Exercise $$\PageIndex{1}$$

1. If the heat of formation of potassium chloride, KCl, is -104 kcal/mol, and the heat of formation or potassium chlorite, KClO2, is -95 kcal/mol, then what is the heat of reaction when potassium chloride reacts with oxygen to produce potassium chlorite?
2. If the heat of formation of tantalum(IV) oxide, TaO2, is -40 kcal/mol, and the heat of formation of tantalum(V) oxide, Ta2O5, is -490 kcal/mol, then what is the heat of reaction for the combustion of TaO2 to Ta2O5?
3. If the heat of formation of carbon monoxide, CO, is -25 kcal/mol and the heat of formation of tetracarbonyl nickel, Ni(CO)4, is -145 kcal/mol, then what is the heat of reaction for the formation of tetracarbonyl nickel from nickel and carbon monoxide?
Answer
Answer a

We could write the equations for the reactions, including the energy change involved:

K + 0.5 Cl2 → KCl + 104 kcal/mol

There is a 0.5 in front of the Cl2. Although chlorine is diatomic in its elemental state, we only need half the number of Cl2 molecules as we need potassium atoms if we are to form potassium chloride.

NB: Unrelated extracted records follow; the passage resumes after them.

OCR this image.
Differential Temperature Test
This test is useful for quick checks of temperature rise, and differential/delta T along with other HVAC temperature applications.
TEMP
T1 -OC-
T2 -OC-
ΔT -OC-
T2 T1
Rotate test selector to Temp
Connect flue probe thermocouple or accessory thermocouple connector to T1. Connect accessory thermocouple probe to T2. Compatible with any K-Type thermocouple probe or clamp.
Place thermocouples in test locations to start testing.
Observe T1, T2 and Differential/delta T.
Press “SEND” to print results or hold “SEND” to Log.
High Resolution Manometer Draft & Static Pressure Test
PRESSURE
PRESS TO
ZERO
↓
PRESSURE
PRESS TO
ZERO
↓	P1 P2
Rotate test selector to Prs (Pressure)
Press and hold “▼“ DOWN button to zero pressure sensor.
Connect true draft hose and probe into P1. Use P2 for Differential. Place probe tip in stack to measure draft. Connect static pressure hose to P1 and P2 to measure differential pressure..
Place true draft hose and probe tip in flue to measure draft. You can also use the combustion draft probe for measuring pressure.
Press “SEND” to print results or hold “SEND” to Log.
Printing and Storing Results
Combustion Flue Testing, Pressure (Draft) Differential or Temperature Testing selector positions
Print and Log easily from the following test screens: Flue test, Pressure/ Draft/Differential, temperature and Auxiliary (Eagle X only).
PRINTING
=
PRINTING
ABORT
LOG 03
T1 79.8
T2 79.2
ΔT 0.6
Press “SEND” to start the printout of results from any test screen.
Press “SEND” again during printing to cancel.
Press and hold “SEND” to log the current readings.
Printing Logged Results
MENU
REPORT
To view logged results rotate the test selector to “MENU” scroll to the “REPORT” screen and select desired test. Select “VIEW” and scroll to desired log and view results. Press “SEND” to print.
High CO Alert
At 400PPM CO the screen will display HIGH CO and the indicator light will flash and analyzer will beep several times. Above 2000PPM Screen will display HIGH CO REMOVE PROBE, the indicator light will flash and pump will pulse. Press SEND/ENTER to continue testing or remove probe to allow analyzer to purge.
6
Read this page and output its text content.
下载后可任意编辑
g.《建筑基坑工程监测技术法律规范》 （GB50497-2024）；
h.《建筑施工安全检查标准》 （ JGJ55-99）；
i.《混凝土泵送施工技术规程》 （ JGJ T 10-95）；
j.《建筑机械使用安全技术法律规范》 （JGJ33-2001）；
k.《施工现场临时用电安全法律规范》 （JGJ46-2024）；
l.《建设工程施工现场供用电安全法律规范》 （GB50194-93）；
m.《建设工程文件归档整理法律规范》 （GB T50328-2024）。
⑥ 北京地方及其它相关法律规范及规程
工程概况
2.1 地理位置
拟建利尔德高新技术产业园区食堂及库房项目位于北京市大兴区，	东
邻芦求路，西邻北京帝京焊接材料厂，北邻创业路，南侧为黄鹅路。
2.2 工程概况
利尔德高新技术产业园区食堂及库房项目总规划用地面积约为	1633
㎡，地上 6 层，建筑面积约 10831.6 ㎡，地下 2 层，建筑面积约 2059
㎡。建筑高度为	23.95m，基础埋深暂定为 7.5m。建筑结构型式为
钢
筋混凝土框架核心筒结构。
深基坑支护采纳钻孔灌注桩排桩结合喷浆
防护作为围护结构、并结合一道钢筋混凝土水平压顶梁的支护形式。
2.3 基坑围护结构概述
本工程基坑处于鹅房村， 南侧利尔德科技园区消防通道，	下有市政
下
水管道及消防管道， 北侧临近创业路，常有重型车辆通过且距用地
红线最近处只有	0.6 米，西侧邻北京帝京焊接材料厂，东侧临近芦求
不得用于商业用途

K + 0.5 Cl2 + O2 → KClO2 + 95 kcal/mol

In both cases, the heat of formation is negative, so we are writing that energy as a product of the reaction.

If we write the first reaction in reverse,

104 kcal/mol + KCl → K + 0.5 Cl2

then we are saying that the reverse reaction would require the input of energy.

We will combine those two equations by adding them together:

K + 0.5 Cl2 + O2 → KClO2 + 95 kcal/mol

104 kcal/mol + KCl → K + 0.5 Cl2

Sum:

104 kcal/mol + KCl + K + 0.5 Cl2 + O2 → K + 0.5 Cl2 + KClO2 + 95 kcal/mol

Simplifying (the 0.5 chlorine molecules and potassium atoms appear on both sides, so they cancel):

104 kcal/mol + KCl + O2 → KClO2 + 95 kcal/mol

Now we use more algebra and combine the numerical part together:

104 kcal/mol - 95 kcal/mol + KCl + O2 → KClO2 + 95 kcal/mol - 95 kcal/mol

Which leaves:

9 kcal/mol + KCl + O2 → KClO2

The energy is added on the left. It is needed for the reaction. The heat of reaction, ΔHrxn = + 9 kcal/mol. It's an endothermic reaction.